GETTING USED TO INJUSTICE
ARE we so blind that we cannot see the damage being done to society by the lack of punishment for crime? We are trying to create a just society without justice: a bogus paradise, readymade for the criminal. In the process, our plan of raising a new India may be defeated. Thousands of undertrials linger in jails because of the laws delays all of them poor, held for minor crimes. But spies wander unchecked. Harassed citizens demand that the police should eliminate extortionists and rapists. We all wonder why corruption has overwhelmed the land. We refuse to see that in the past 50 years we have almost destroyed the edifice of justice that the British had put up with such care. The Supreme Court and High Courts are our show-pieces. Lower down in the police and the judiciary, the decay is not even noticed.

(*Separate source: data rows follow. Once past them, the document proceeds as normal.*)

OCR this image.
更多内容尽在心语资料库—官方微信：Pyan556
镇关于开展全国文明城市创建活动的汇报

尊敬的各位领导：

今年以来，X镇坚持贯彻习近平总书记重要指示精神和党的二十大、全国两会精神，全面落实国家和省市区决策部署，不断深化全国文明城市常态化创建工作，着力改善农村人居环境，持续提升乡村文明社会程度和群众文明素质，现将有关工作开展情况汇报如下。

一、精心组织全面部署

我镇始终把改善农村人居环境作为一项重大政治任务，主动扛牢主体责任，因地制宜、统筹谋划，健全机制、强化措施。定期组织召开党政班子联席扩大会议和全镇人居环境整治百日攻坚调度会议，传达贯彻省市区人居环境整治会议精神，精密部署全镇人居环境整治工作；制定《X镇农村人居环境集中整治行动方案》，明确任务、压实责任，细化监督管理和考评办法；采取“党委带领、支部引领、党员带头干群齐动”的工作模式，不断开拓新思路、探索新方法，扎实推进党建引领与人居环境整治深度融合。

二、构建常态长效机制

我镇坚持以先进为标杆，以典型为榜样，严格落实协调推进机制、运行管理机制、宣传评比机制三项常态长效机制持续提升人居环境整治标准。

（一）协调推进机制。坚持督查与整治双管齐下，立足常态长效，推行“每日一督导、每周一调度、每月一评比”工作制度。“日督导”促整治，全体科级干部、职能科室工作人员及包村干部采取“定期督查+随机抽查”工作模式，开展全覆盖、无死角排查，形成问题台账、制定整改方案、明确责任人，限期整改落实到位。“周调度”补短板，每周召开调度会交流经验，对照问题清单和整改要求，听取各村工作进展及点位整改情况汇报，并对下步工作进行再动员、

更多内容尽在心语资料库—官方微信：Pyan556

Indians have scant faith in the law. I wonder if this is a carry over of the civil disobedience days, and the law-breaking which became a sacrosanct duty. Dr Annie Besant warned Gandhiji about it several times. Perhaps it is a relic of the past when we never got justice from our rulers the raja or the sultan. We have got used to injustice. Unlike the Germans who will not even step on grass which is verboten; or the English who cherish justice and have Magna Carta in their blood; or the Americans who prepare the ground with publicity, and then step hard on culprits of faith; the Indians believe that the fanatic, the corrupt, the vandal and the lawless should be allowed to go their way freely. Fanatics can throw the sets of Deepa Mehtas Water in the Ganga, and on the same day burn three girls to death in Chennai because Jayalalitha was (at last) convicted of corruption, and again on the same day there is a riot in Mumbai because somebody desecrated the statue of Ambedkar, to cause a disturbance. Nobody will be punished by the law for all this. In fact, we have reached the stage when we wonder whether anybody needs to be punished at all. It is our birthright to be disorderly. The mob is our symbol of freedom.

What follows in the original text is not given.